Jetzt könnte natürlich jemand auf den Gedanken kommen, zu sagen: Da hat der alte Jürgen von Manger ja doch Recht gehabt. Das hat der doch schon immer gewusst. Für die Jüngeren: Jürgen von Manger, sein Künstlername war dann Adorf Tegtmeier, das war bis Anfang der 80ger Jahre ein Ruhrpott-Kabarettist. Zu der Zeit also, als die meisten Kabarettisten nur (Nuhr?) Kabarettisten und noch keine arroganten Besserwisser waren. Und dieser Adolf Tegtmeier, der schloss seine Programme regelmäßig mit der Aufforderung „Bleiben se Mensch“. Biblisch und weihnachtlich gesehen, hat der erstmal Recht gehabt. Hat das heute noch. Und wie gerne würde ich das all den Islamisten und ihren Wegbereitern auch bei uns, wie gern würde ich das den Suppenköchen der Pegida und auch so manchen hoffnungslos überheblichen Wirtschafts- und Polit- und Geldmenschen, wie gern würde ich ihnen das nicht nur in die Ohren flüstern, sondern ihnen um die Ohren hauen. „Bleiben se Mensch“. Womit diese Reihe nicht zu Ende ist. Sie wüssten sicher auch noch den einen oder die andere. Wäre ja vielleicht auch ein Anfang. Aber nur, wenn der liebe Gott kräftig mithelfen würde. Wir sollten ihn in unseren Gebeten daran erinnern. Wie schön könnte die Welt werden, wenn die wenigstens das beherzigen würden. Auch das ist Weihnachtshoffnung.

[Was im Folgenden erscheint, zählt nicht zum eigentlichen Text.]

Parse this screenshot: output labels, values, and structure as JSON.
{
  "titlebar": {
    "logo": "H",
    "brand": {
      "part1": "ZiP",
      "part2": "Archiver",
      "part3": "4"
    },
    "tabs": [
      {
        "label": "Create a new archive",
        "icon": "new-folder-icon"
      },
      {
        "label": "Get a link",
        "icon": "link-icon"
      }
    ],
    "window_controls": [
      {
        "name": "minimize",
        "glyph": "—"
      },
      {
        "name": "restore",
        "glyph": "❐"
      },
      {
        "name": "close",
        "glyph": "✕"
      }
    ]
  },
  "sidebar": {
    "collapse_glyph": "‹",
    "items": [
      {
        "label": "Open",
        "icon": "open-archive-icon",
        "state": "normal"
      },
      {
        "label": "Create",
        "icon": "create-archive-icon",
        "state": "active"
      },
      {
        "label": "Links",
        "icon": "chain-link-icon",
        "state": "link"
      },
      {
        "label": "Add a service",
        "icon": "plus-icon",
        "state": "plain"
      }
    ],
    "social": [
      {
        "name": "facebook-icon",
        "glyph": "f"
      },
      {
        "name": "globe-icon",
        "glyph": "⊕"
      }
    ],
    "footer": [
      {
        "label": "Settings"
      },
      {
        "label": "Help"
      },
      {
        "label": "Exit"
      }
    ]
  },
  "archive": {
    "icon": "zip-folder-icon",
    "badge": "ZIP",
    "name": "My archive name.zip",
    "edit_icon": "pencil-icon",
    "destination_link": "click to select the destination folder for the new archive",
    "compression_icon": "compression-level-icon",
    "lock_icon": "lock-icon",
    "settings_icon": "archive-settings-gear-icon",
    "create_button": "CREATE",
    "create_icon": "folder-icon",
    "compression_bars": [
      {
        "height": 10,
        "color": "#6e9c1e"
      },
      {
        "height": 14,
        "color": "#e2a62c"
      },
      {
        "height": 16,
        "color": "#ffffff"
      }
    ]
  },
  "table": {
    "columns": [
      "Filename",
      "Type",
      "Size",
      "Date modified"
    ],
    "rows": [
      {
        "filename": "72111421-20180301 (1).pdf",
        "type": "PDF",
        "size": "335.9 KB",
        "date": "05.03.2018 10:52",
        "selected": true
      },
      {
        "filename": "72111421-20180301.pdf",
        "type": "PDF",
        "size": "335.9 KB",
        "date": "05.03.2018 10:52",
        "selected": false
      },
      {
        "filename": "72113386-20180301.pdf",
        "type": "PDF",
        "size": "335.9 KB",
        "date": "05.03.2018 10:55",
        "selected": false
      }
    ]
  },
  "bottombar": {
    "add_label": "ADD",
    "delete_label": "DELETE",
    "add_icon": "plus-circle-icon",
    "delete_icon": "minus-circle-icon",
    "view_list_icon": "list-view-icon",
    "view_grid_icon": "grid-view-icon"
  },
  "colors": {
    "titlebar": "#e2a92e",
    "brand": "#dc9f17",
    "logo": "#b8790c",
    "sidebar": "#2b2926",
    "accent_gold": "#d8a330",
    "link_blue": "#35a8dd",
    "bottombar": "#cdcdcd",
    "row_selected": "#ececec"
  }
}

Wobei das aber zugleich wieder so nett von uns ablenkt. Geht aber nicht, denn auch uns ist der Heiland geboren. Und das ist mehr als nur eine humorvolle oder joviale Aufforderung „Bleiben se Mensch“. Und darum auch mehr, als sich wenigstens einmal im Jahr die Welt im Ganzen oder auch Familie oder Betriebsklima im Speziellen, um sich das an diversen Buden mit Glühwein schön zu trinken. Und auch mehr als sich schon angesichts des Menüs zu Weihnachten zu fragen, ob man es danach nicht doch mit Almased probieren müsste.

Sie merken, „Bleiben se Mensch“, das ist mir zu wenig. Bei aller Hochschätzung für Jürgen von Manger. Und warum soll alles so bleiben wie es ist? Und Weihnachten ein rührseliges Erinnerungsfest daran, wie schön und heimelig es früher mal war.

Weihnachten, da steht der Himmel offen. Dem Menschen, der in den Mittelpunkt gerückt wird. Und wenn Gott Mensch geworden ist, was für riesige und vielleicht sogar unendliche Perspektiven sind das dann für uns. „Werden se Mensch“. So muss das heißen. Und was kann aus uns dann noch alles werden? Viel viel mehr doch, als wir in unserer Begrenzung glauben. Und viel mehr, als wir oft für möglich halten. Kein besinnlicher Jahresabschluss, sondern die Möglichkeit des Neuanfangs, wenn Gott unsere Füße da auf weiten Raum stellt, uns den aufrechten Gang anbietet.

„Werden se Mensch“, und ich glaube, da hat jede und jeder von uns noch eine ganze Menge Luft nach oben, sein Potential und nicht nur das in Schwarz-Gelb noch nicht ausgeschöpft, wie man manchmal in wohlmeinenden Beurteilungen lesen kann. Vor allem, wenn da nicht irgendwer uns zur Seite steht. Das ist der Allmächtige. Und gar nicht still und unerkannt. Zum Spüren, zum Anfassen. Wenn Sie mehr wissen wollen, ich kann ihnen da ein Buch empfehlen. Bibel, steht mehr drin als nur die Weihnachtsgeschichte. Und übrigens die Gute Nachricht für jeden Tag. Nicht nur „Heute nur gute Nachrichten“, wie es eine große deutsche Bildungszeitung heute auf der Titelseite vermeldet.

Und bevor wir so plakativ weiter an uns rumdoktorn lassen, dann doch lieber ein anderer Tipp, vom offenen Himmel und seiner Zusage her. Worte und Gedanken von Pablo Picasso:

Ich suche nicht – ich finde.

Suchen, ist das Ausgehen von alten Beständen

Und das Finden-Wollen von bereits Bekanntem.

Finden, das ist das völlig Neue.

Alle Wege sind offen, und was gefunden wird,

ist unbekannt.

Es ist ein Wagnis, ein heiliges Abenteuer.

Die Ungewissheit solcher Wagnisse können

eigentlich nur jene auf sich nehmen,

die im Ungeborgenen sich geborgen wissen,

die in der Ungewissheit der Führerlosigkeit

geführt werden,

die sich vom Ziel ziehen lassen

und nicht selbst das Ziel bestimmen.

Ich finde, auf den Versuch kommt es an. Fürchtet euch nicht. Denn Euch ist heute der Heiland geboren. Was will man mehr.